Ricambio generazionale
«Purtroppo l’istituzione pubblica tende a considerare il medico convenzionato come spesa, non come risorsa sul territorio», sottolinea il dott. Carlo Peruzzini, segretario organizzativo generale della Fimmg scaligera e consigliere dell’Ordine dei medici. Pensiero che si riallaccia alla tematica attuale del ricambio generazionale per far fronte all’ondata di pensionamenti all’orizzonte del settore: «Le scuole di medicina generale non sfornano sufficienti professionisti – premette –: o si importano medici da altre Regioni e dall’estero, oppure si cambia gestione, con un modello in cui l’infermiere funga da interfaccia e si favorisca l’integrazione tra professionisti». Altro nodo da sciogliere è quello degli accessi programmati alla formazione che, per normativa europea, sono su base triennale e vengono stabiliti dalla Regione con apposito bando. Gli iscritti ai poli veneti, di Verona e Padova, non sono attualmente sufficienti a dar risposta al fabbisogno.
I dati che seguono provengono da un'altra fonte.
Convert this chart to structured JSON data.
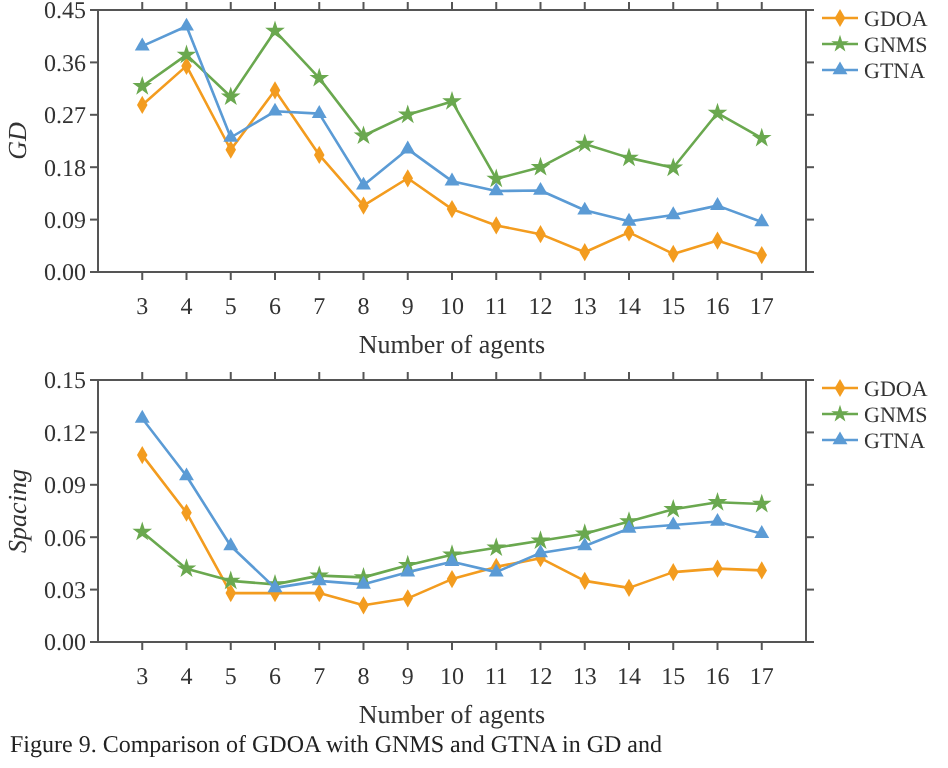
{
  "chart_data": [
    {
      "type": "line",
      "ylabel": "GD",
      "xlabel": "Number of agents",
      "categories": [
        "3",
        "4",
        "5",
        "6",
        "7",
        "8",
        "9",
        "10",
        "11",
        "12",
        "13",
        "14",
        "15",
        "16",
        "17"
      ],
      "ylim": [
        0,
        0.45
      ],
      "yticks": [
        {
          "value": 0,
          "label": "0.00"
        },
        0.09,
        0.18,
        0.27,
        0.36,
        0.45
      ],
      "grid": false,
      "legend": "right",
      "line_style": "solid",
      "series": [
        {
          "name": "GDOA",
          "color": "#f39c1f",
          "marker": "diamond",
          "values": [
            0.287,
            0.354,
            0.21,
            0.312,
            0.201,
            0.114,
            0.161,
            0.108,
            0.08,
            0.065,
            0.034,
            0.068,
            0.031,
            0.054,
            0.029
          ]
        },
        {
          "name": "GNMS",
          "color": "#6aa84f",
          "marker": "star",
          "values": [
            0.319,
            0.373,
            0.301,
            0.414,
            0.333,
            0.234,
            0.27,
            0.293,
            0.16,
            0.18,
            0.22,
            0.196,
            0.179,
            0.273,
            0.23
          ]
        },
        {
          "name": "GTNA",
          "color": "#5b9bd5",
          "marker": "triangle",
          "values": [
            0.388,
            0.422,
            0.231,
            0.276,
            0.272,
            0.149,
            0.211,
            0.156,
            0.139,
            0.14,
            0.106,
            0.087,
            0.098,
            0.114,
            0.086
          ]
        }
      ]
    },
    {
      "type": "line",
      "ylabel": "Spacing",
      "xlabel": "Number of agents",
      "categories": [
        "3",
        "4",
        "5",
        "6",
        "7",
        "8",
        "9",
        "10",
        "11",
        "12",
        "13",
        "14",
        "15",
        "16",
        "17"
      ],
      "ylim": [
        0,
        0.15
      ],
      "yticks": [
        {
          "value": 0,
          "label": "0.00"
        },
        0.03,
        0.06,
        0.09,
        0.12,
        0.15
      ],
      "grid": false,
      "legend": "right",
      "line_style": "solid",
      "annotations": [
        "Figure 9. Comparison of GDOA with GNMS and GTNA in GD and"
      ],
      "series": [
        {
          "name": "GDOA",
          "color": "#f39c1f",
          "marker": "diamond",
          "values": [
            0.107,
            0.074,
            0.028,
            0.028,
            0.028,
            0.021,
            0.025,
            0.036,
            0.043,
            0.048,
            0.035,
            0.031,
            0.04,
            0.042,
            0.041
          ]
        },
        {
          "name": "GNMS",
          "color": "#6aa84f",
          "marker": "star",
          "values": [
            0.063,
            0.042,
            0.035,
            0.033,
            0.038,
            0.037,
            0.044,
            0.05,
            0.054,
            0.058,
            0.062,
            0.069,
            0.076,
            0.08,
            0.079
          ]
        },
        {
          "name": "GTNA",
          "color": "#5b9bd5",
          "marker": "triangle",
          "values": [
            0.128,
            0.095,
            0.055,
            0.031,
            0.035,
            0.033,
            0.04,
            0.046,
            0.04,
            0.051,
            0.055,
            0.065,
            0.067,
            0.069,
            0.062
          ]
        }
      ]
    }
  ]
}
Non è un lavoro, a sentire il referente della Federazione, che ha perso di interesse da parte delle giovani generazioni di camici bianchi. Anzi, dovrebbe essere promossa maggiormente tra gli studenti di medicina, mettendoli a contatto con la quotidianità degli ambulatori che arrivano a conoscere solamente quando, prima dell’esame di Stato, devono trascorrere lì un mese di tirocinio formativo obbligatorio. Contatto con la realtà che peraltro, sempre secondo Peruzzini, manca nel percorso formativo: «Chi esce dalla scuola di specializzazione è tecnicamente bravo sotto il profilo medico e sufficientemente pronto dal punto di vista relazionale. Non conosce nulla, tuttavia, degli aspetti organizzativi e non ha una visione progettuale per occuparsi di un servizio di base, attento alle esigenze della popolazione».
Gap generazionale che rischia di avere un peso eccessivo, anche in considerazione di come evolve il mestiere: «Un medico deve sapere, saper essere dunque relazionarsi con il malato e – conclude – saper fare, con competenze tecniche che non si apprendono all’università».